Bobby grinned, showing off even white teeth because he really was strikingly handsome, just so small and rentable to men who liked them young. “Okay, Daddy.”
“Have you eaten today?” Tino asked in concern.
“The roll,” Bobby reminded him.
“The roll.” Tino sighed and wrapped an arm around Bobby’s neck. He leaned down to kiss the top of his head. “The fucking roll.”
“Can I have a few extra?” Bobby asked him as they walked around the corner of the warehouse. “I’ll owe you.”
“I’ll give ’em to you.”
“I love you, Tino.” Bobby said it like he meant it. “Really, you matter. To me you matter.”
“Okay.” Tino pulled a pen out of his pocket and pushed up the sleeve of his jacket. He hashed out five lines on the inside of his wrist to keep track of how many he had to pay for later. “I’ll give you five. Save ’em. You’re not seeing me until next week. If you parachute them all tonight, I’ll never do it again.”
“I’ll only take two tonight,” Bobby promised him.
Tino rolled his eyes. He had a strange sort of impatience for people who didn’t ration out their drugs and use them right. Tino had run out of his initial stash of pain pills a long time ago, but Dr. Acciai was always good for another prescription, especially because Tino made them last.
Since Dr. Acciai was the one of the doctors who took care of Tino in the don’s basement after Tino’s father almost beat him to death, the doctor never asked why. He knew why, and Tino usually had a few marks on his back to show him if he needed to see.
Tino considered using ecstasy like Bobby did, but he was pretty sure women weren’t going to appreciate him being mindless for pleasure and sweating all over them. These weren’t party girls like Nova spent time with.
Pain pills worked much better.
They made him euphoric enough that it all sort of felt okay, but kept him clear enough that he could do what he had to do.
With Mary, he had to take two.
’Cause, yeah, there just wasn’t enough synthetic euphoria in one pill.

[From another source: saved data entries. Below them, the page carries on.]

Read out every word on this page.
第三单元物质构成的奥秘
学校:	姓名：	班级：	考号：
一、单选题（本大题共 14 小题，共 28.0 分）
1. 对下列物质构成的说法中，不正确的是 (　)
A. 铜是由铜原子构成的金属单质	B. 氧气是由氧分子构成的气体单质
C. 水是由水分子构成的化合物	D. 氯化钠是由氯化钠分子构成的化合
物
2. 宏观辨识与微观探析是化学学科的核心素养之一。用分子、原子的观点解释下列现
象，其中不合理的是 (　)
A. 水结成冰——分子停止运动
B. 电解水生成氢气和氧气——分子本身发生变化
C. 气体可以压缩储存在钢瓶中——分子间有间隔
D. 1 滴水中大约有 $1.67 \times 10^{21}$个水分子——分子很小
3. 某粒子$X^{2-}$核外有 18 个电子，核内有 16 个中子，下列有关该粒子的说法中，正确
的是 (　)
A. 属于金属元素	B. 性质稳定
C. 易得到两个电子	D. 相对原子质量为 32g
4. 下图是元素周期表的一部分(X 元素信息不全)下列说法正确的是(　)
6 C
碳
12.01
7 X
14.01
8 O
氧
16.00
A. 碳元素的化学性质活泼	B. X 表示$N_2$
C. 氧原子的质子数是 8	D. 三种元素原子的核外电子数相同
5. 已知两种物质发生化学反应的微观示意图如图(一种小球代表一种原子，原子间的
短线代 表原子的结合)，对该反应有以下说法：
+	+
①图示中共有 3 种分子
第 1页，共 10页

Nova held out Tino’s backpack to him when he walked up to the warehouse with Bobby in tow. Nova had been talking to the bouncers, both Moretti muscle provided by the Borgata.
Again, as far as drug dealing went, Tino didn’t have it so bad. They liked to have someone young selling. What party girl wanted to buy ecstasy off some thirty-year-old creeper? It seemed to go a lot faster coming out of Tino’s hands, but at least his father had the place guarded.
Chances were they’d make sure Tino and Nova got away, ’cause that was what button men did. They took the fall. They took the bullet. They were the walls to protect the family, even secondhand Lost Boys from the family like Tino and Nova.
Tino opened the bag as the music from inside drifted out to the street.
He handed Bobby one bottle of water, one glow stick that had the ecstasy taped to the side, and then dug a large plastic bag out of the bottom and fished for four more individually bagged pills.
“Are you giving those to him?” Nova barked at him.